7 Tips to Retrofit HVAC for Historic Buildings
The heating, ventilation and air conditioning system is one part of your building that when it works, you take it for granted. In the same vein, if it’s defective, you will really feel every minute that you are inside the structure. Installing this system in a new building is complicated enough, but retrofitting HVAC for historic buildings is a different story.
The common misconception is that the AC will make the temperature inside cooler through the refrigerant. However, it’s more accurate to say the unit pushes out warm air and heat energy is transferred through the coil.
As for the central heating system, a furnace run by either gas or oil is installed usually in the garage or basement. Again, how it works is that combustion gasses produced by the furnace will go through the heat exchanger. The heat is then distributed throughout the house through a series of ducts. Below, we have compiled a list of guidelines to retrofit HVAC for historic buildings.
1. Considering the mini-duct option
A mini-duct system is a worthy option considering its small footprint. Just like its name suggests, the ducts are quite small. This means you can retrofit it without causing too much damage to the plaster or original materials. It operates much like the traditional ducts, although air is passed through the vestibules at a higher velocity. Bernoulli’s principle, which states that an uptick in speed will have a direct correlation to the drop in pressure or potential energy, will take effect here. This means that the temperature in the room will be much cooler.
2. Invest in modern HVAC for historic buildings
Old systems can be expensive to repair, and you have no guarantees that they would not fail in the future. For example, one innovation now is the variable refrigerant flow system, which doesn’t really utilize ducts to distribute air. It also requires a small footprint through a series of air handlers that can be retrofitted easily.
3. Apprise yourself of the building code in your area
If your district is declared as historic, you can’t introduce changes without securing permits, unfortunately. This includes the HVAC for historic buildings. For smaller structures, the individual contractor can assess the capacity and the type of system to be installed. In contrast, it becomes more complex for bigger buildings.
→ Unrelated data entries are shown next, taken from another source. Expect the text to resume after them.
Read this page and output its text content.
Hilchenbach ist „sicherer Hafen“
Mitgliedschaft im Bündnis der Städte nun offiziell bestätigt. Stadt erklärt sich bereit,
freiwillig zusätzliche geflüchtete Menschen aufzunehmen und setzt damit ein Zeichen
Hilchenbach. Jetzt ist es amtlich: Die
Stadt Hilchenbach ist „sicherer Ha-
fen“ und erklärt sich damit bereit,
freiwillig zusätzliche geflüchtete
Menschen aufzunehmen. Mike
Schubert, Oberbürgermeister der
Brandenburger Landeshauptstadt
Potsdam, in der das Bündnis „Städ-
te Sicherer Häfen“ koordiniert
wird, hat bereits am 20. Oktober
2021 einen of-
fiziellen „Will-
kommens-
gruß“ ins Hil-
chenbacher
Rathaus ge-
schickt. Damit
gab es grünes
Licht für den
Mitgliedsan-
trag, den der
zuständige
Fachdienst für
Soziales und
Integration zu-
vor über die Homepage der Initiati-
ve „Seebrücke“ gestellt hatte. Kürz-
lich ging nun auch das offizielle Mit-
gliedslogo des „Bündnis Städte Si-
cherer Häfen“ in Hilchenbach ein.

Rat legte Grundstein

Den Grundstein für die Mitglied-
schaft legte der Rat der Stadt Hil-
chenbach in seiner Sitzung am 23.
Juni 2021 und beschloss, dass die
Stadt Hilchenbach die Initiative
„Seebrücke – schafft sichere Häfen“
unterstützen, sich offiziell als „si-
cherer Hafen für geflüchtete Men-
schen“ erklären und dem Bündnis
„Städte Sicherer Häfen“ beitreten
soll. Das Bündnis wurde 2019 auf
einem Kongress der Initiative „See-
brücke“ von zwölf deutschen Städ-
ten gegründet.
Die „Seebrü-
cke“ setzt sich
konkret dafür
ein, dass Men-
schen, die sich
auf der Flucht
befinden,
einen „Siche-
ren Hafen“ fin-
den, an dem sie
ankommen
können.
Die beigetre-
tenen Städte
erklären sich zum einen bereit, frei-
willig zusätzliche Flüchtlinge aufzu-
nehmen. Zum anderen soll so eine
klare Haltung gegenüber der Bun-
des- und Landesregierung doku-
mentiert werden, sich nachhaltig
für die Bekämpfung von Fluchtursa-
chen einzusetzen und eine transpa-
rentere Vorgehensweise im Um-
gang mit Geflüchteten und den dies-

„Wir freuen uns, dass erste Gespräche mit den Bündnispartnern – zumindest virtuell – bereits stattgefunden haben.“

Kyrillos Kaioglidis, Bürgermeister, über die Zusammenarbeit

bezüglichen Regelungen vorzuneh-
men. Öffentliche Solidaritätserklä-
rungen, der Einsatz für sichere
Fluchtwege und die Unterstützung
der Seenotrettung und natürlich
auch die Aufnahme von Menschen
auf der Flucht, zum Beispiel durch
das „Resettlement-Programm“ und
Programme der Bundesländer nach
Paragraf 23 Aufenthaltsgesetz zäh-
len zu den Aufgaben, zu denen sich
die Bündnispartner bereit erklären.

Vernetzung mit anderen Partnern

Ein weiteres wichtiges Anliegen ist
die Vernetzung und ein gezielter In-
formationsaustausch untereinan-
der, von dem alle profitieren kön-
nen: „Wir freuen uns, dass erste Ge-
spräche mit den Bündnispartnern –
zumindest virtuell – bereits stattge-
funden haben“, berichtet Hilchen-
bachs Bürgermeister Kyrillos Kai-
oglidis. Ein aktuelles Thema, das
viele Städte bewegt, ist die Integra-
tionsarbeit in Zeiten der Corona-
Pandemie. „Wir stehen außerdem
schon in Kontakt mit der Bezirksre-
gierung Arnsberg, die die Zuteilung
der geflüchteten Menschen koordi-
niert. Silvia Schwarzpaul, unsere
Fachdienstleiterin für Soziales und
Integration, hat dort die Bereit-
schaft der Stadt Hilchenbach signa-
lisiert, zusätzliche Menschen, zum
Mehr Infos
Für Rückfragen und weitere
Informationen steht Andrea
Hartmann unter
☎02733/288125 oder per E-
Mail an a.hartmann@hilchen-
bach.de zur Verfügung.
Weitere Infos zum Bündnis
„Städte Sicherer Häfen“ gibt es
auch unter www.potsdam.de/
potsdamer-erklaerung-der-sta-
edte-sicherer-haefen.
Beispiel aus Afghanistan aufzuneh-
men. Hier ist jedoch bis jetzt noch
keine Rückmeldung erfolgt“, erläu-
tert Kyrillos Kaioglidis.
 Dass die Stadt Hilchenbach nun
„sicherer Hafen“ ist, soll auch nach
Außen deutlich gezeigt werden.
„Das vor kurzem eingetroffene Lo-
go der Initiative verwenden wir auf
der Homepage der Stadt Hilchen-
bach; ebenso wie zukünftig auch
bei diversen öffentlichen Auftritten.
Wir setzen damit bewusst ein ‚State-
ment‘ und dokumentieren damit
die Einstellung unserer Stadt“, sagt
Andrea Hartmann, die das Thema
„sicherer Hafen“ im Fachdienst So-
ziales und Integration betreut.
4. Your existing HVAC doesn’t have to be mothballed
Have a certified contractor check your existing system for any “reasonable” attendant costs. The lifespan of HVAC for historic buildings can actually be extended with proper maintenance and overhaul. So, try to ask your contractor for any salvageable parts in order to save on cost. Of course, old units may sometimes still be using R-22s. In fact, these are already banned from use because of the dangers they pose to the environment. In that case, it would have to be recovered and probably recycled.
5. Exterior modifications are not allowed
While the state may be more forgiving regarding the changes to the interior of the building, the exterior is virtually untouchable. That means no HVAC system jutting out of the building that may destroy the integrity of the structure’s appearance.
6. Budget for maintenance cost
Who said maintaining a historic building is going to be cheap? Aside from the upkeep, it’s what you don’t see that can cost you. This means the electrical, plumbing and HVAC systems. Find from your local state or park service if you can avail of tax incentives for historic properties. Some states do give some incentives for owners to make sure historic structures are not left in disrepair.
7. Moisture is not your friend
Moisture from condensation could be very damaging to any old structure. Therefore, you should deal with a contractor that specializes in HVAC for historic buildings to prevent that from happening. After all, moisture not only destroys ancient wood but also stains the plasters and walls.